I come from a long line of military service in my family. My grandfather and his brother were Command Sergeant Majors in the 101st and 82nd Airborne units, my dad a retired Army Major, and my aunt a retired Army colonel now teaching JROTC. So naturally, for college, I attended The Citadel, a senior military academy.
After college, I commissioned into the Army Reserves and was selected for Military Intelligence as my branch of service. Military Intelligence is a highly selective assignment, and very competitive. The Army only selects 200-250 officers a year. After completing officer basic course at Ft. Huachuca, I was eventually deployed to Afghanistan for an embedded training team mission with the 82nd Airborne.
At the time I was deployed, our mission was to help the Afghan government self-govern and build strong defense forces, the Afghan Army and police force. The embedded training teams were small units 12 soldiers’ team, who strategically lived in key villages throughout Afghanistan to train the army and the police. I was the head of the embedded training team for a year.
In some of the highest elevations in the world reaching 15,000 – 25,000 feet. Winters were cold and brutal. My team trained the police forces on combat action — how to set up ambushes and react to ambushes. We completed over 300 missions, some of which are still classified today. I received the Meritorious Service Award, and I brought all my guys back home.
FROM A MILITARY FAMILY TO THE YMCA FAMILY
I started my Y career at the YMCA of Great Pittsburgh as the Membership Development Executive helping to develop strategies around member retention and sales. My Y journey took me to the Tampa Metro Area YMCA, as the business development executive, before moving back to Atlanta.
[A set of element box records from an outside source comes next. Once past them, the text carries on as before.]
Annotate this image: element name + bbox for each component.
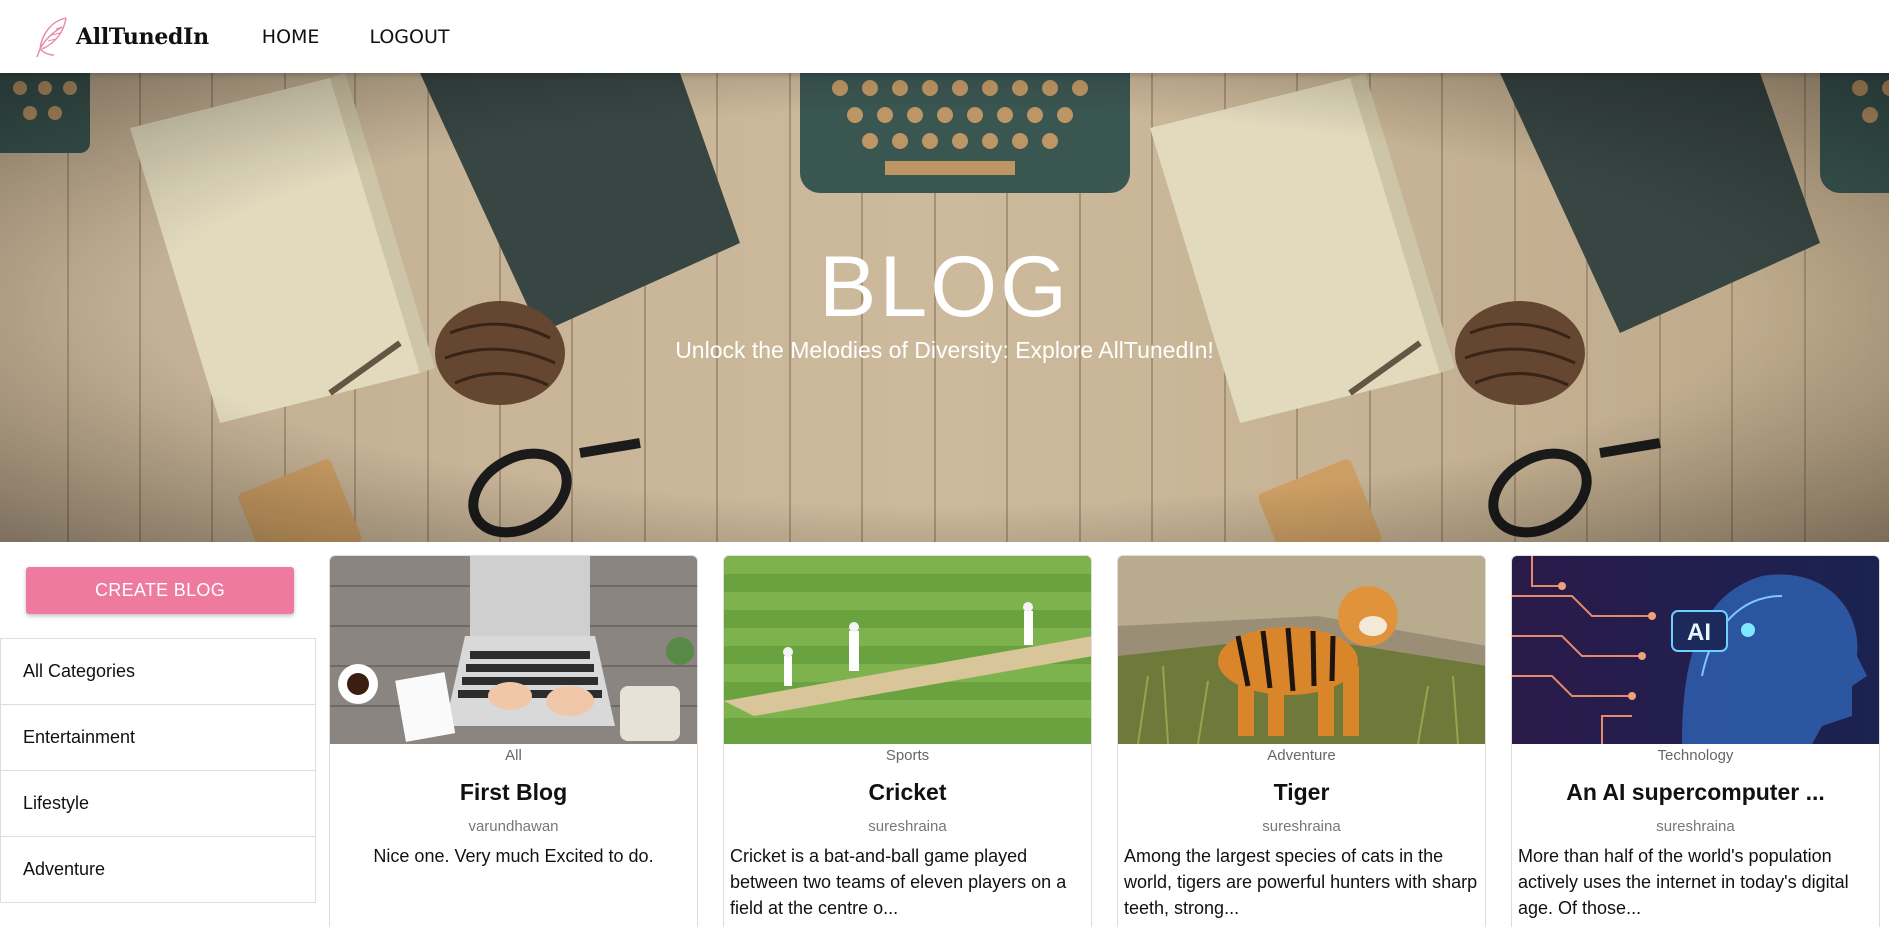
category-item-entertainment[interactable]: Entertainment	[1, 705, 315, 771]
brand-logo[interactable]: AllTunedIn	[34, 15, 209, 59]
category-list: All Categories Entertainment Lifestyle A…	[0, 638, 316, 903]
create-blog-button[interactable]: CREATE BLOG	[26, 567, 294, 614]
ai-label-text: AI	[1687, 619, 1711, 646]
post-description: More than half of the world's population…	[1518, 846, 1849, 918]
category-sidebar: CREATE BLOG All Categories Entertainment…	[0, 542, 316, 927]
nav-logout-link[interactable]: LOGOUT	[369, 26, 449, 48]
category-item-all[interactable]: All Categories	[1, 639, 315, 705]
ai-head-photo: AI	[1512, 556, 1879, 744]
cricket-field-photo	[724, 556, 1091, 744]
blog-card[interactable]: AI Technology An AI supercomputer ... su…	[1511, 555, 1880, 927]
hero-banner: BLOG Unlock the Melodies of Diversity: E…	[0, 73, 1889, 542]
post-description: Nice one. Very much Excited to do.	[373, 846, 654, 866]
post-category: Adventure	[1267, 747, 1336, 764]
brand-name: AllTunedIn	[76, 23, 209, 50]
post-description: Cricket is a bat-and-ball game played be…	[730, 846, 1067, 918]
blog-card[interactable]: All First Blog varundhawan Nice one. Ver…	[329, 555, 698, 927]
post-author: sureshraina	[1656, 818, 1735, 835]
post-category: All	[505, 747, 522, 764]
post-author: sureshraina	[868, 818, 947, 835]
post-category: Technology	[1657, 747, 1734, 764]
post-title: Tiger	[1273, 779, 1330, 805]
hero-title: BLOG	[819, 239, 1070, 335]
post-title: An AI supercomputer ...	[1566, 779, 1825, 805]
post-title: Cricket	[868, 779, 947, 805]
category-item-lifestyle[interactable]: Lifestyle	[1, 771, 315, 837]
post-author: varundhawan	[468, 818, 559, 835]
blog-card[interactable]: Adventure Tiger sureshraina Among the la…	[1117, 555, 1486, 927]
post-description: Among the largest species of cats in the…	[1124, 846, 1478, 918]
tiger-photo	[1118, 556, 1485, 744]
top-navbar: AllTunedIn HOME LOGOUT	[0, 0, 1889, 73]
nav-home-link[interactable]: HOME	[262, 26, 320, 48]
feather-logo-icon	[36, 16, 67, 57]
hero-subtitle: Unlock the Melodies of Diversity: Explor…	[675, 337, 1214, 363]
main-nav: HOME LOGOUT	[262, 26, 450, 48]
post-author: sureshraina	[1262, 818, 1341, 835]
category-item-adventure[interactable]: Adventure	[1, 837, 315, 903]
laptop-desk-photo	[330, 556, 697, 744]
post-category: Sports	[885, 747, 930, 764]
blog-card[interactable]: Sports Cricket sureshraina Cricket is a …	[723, 555, 1092, 927]
post-title: First Blog	[459, 779, 568, 805]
Currently, I’m Executive Director of the East Lake Y, which entails membership operations, early learning and a teen center. We’re the original Purpose Built Communities model, so community leaders and partners come from all over to learn how the East Lake Purpose Built Community partners changed a community. There’s a ton of good work we do, and I get the privilege to help navigate the East Lake Y.
WHAT THE Y MEANS TO ME
In the military, you just do it — it’s what you sign up to do. When I joined the Y, I had the same mentality. This is the right thing to do. It’s fulfilling. So, I’m going to go do it. But I’ve begun to see the impact we’ve made in all the YMCAs I’ve served. Sometimes you just go, go, go, and do, do, do. But every once in a while, you realize that something you’ve done has had a significant impact on the people you’re serving. It’s a true calling to serve people.
I think the more you’re in the Y, you truly gain an appreciation for all the Y has to offer — what it does in the community and for employees. The more you realize what the Y offers, the more you want to share it. It’s the fuel that drives the work we do each day.
Tony Kimbrough is an Army Veteran and Executive Director of the East Lake Family YMCA.